What are the memory requirements of the system?

In the case of a system being very low cost, there may only be 64K of memory available for code and data which maybe sufficient, but that is something that can only be established through careful planning. There is often a trade-off between amount of memory, performance and development effort.

How reliable does the system need to be?

Of course you want the system to be completely reliable and to never fail, but that can be difficult to achieve, especially as the system grows in complexity. If the system draws a lot of current then components can get hot leading to failure, and if the system has any form of disc for storing information then this can fail over time.

Step 2: Create a prototype

Choose the platform to prototype the system.

The Raspberry Pi is often the first choice for prototyping low cost internet enabled devices as it’s a small, low cost single board computer.

  • Easy to use
  • Ideal for when a graphical user interface is required
  • Supports a wide range of languages
  • Linux operating system
  • Lots of I/O
  • Very good networking support

However, because it’s so easy to start using, it can find it’s way into prototypes when it’s not the ideal solution. It’s relatively expensive and overkill for a lot of IoT projects. Not all projects can tolerate the relatively long startup time of the Pi, and a corrupted SD card can kill the system.

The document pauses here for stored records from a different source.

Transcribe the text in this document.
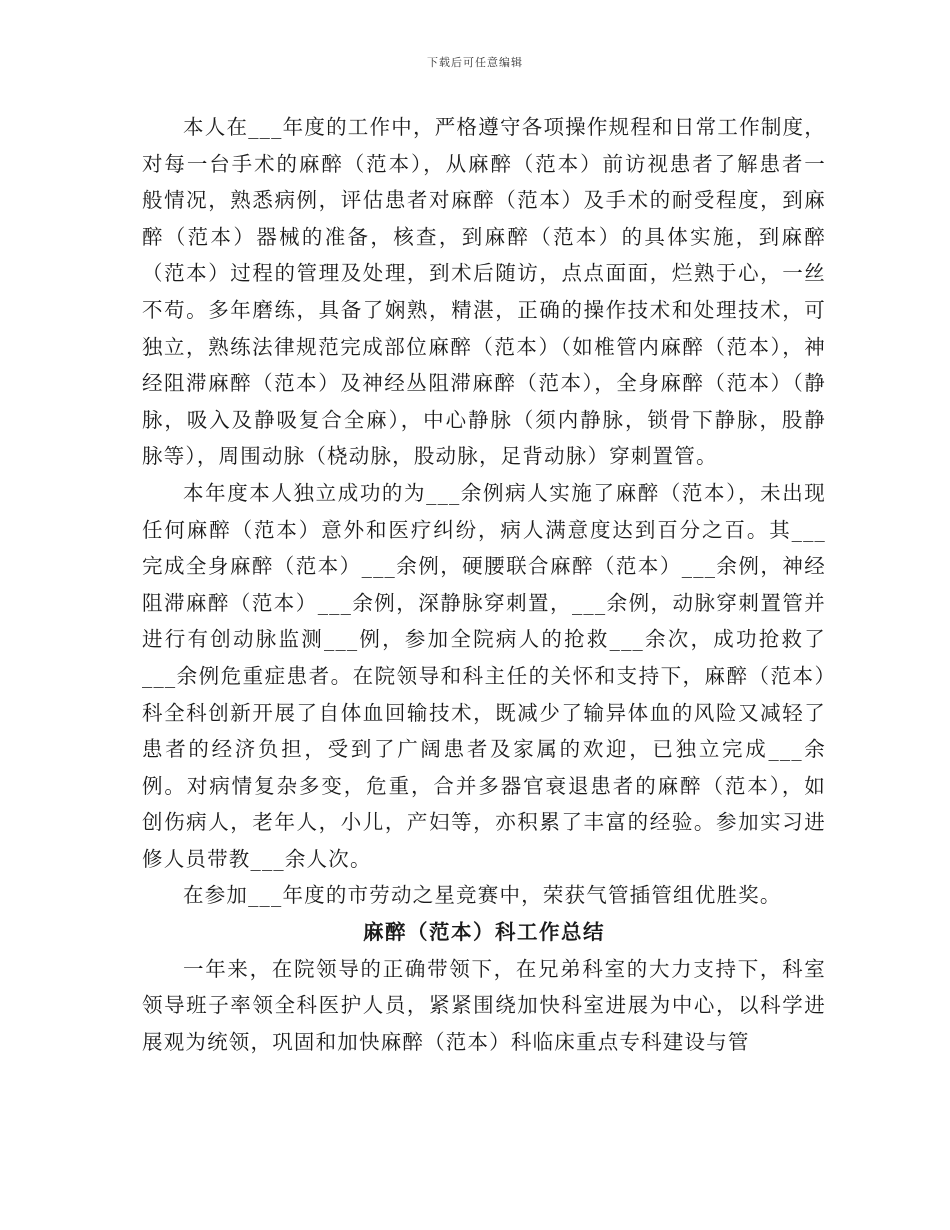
下载后可任意编辑

本人在___年度的工作中，严格遵守各项操作规程和日常工作制度，对每一台手术的麻醉（范本），从麻醉（范本）前访视患者了解患者一般情况，熟悉病例，评估患者对麻醉（范本）及手术的耐受程度，到麻醉（范本）器械的准备，核查，到麻醉（范本）的具体实施，到麻醉（范本）过程的管理及处理，到术后随访，点点面面，烂熟于心，一丝不苟。多年磨练，具备了娴熟，精湛，正确的操作技术和处理技术，可独立，熟练法律规范完成部位麻醉（范本）（如椎管内麻醉（范本），神经阻滞麻醉（范本）及神经丛阻滞麻醉（范本），全身麻醉（范本）（静脉，吸入及静吸复合全麻），中心静脉（须内静脉，锁骨下静脉，股静脉等），周围动脉（桡动脉，股动脉，足背动脉）穿刺置管。

本年度本人独立成功的为___余例病人实施了麻醉（范本），未出现任何麻醉（范本）意外和医疗纠纷，病人满意度达到百分之百。其___完成全身麻醉（范本）___余例，硬腰联合麻醉（范本）___余例，神经阻滞麻醉（范本）___余例，深静脉穿刺置，___余例，动脉穿刺置管并进行有创动脉监测___例，参加全院病人的抢救___余次，成功抢救了___余例危重症患者。在院领导和科主任的关怀和支持下，麻醉（范本）科全科创新开展了自体血回输技术，既减少了输异体血的风险又减轻了患者的经济负担，受到了广阔患者及家属的欢迎，已独立完成___余例。对病情复杂多变，危重，合并多器官衰退患者的麻醉（范本），如创伤病人，老年人，小儿，产妇等，亦积累了丰富的经验。参加实习进修人员带教___余人次。

在参加___年度的市劳动之星竞赛中，荣获气管插管组优胜奖。

麻醉（范本）科工作总结

一年来，在院领导的正确带领下，在兄弟科室的大力支持下，科室领导班子率领全科医护人员，紧紧围绕加快科室进展为中心，以科学进展观为统领，巩固和加快麻醉（范本）科临床重点专科建设与管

There are many variants of the Arduino board, and in many cases they are more suited to IoT projects than a Pi as the system is based around relatively simple micro-controller that is used for controlling the I/O.

  • Used for single program I/O control
  • Very simple to use
  • Low power

Don’t expect to be able to do much more than control I/O pins, but expansion boards can add lots of functionality.

PIC micro-controllers are an excellent choice for a lot of IoT projects. They are very low cost and have considerable built in functionality.

  • Low cost
  • Low power
  • Lots of inbuilt functionality

The PIC is a popular first choice for many projects, because of its low cost, capabilities, and the low effort required to put it into a commercial quality product.

Step 3: Start developing software

As with all software projects, getting the fundamentals including the architecture, build and deployment process right at the start can save a lot of time in the future.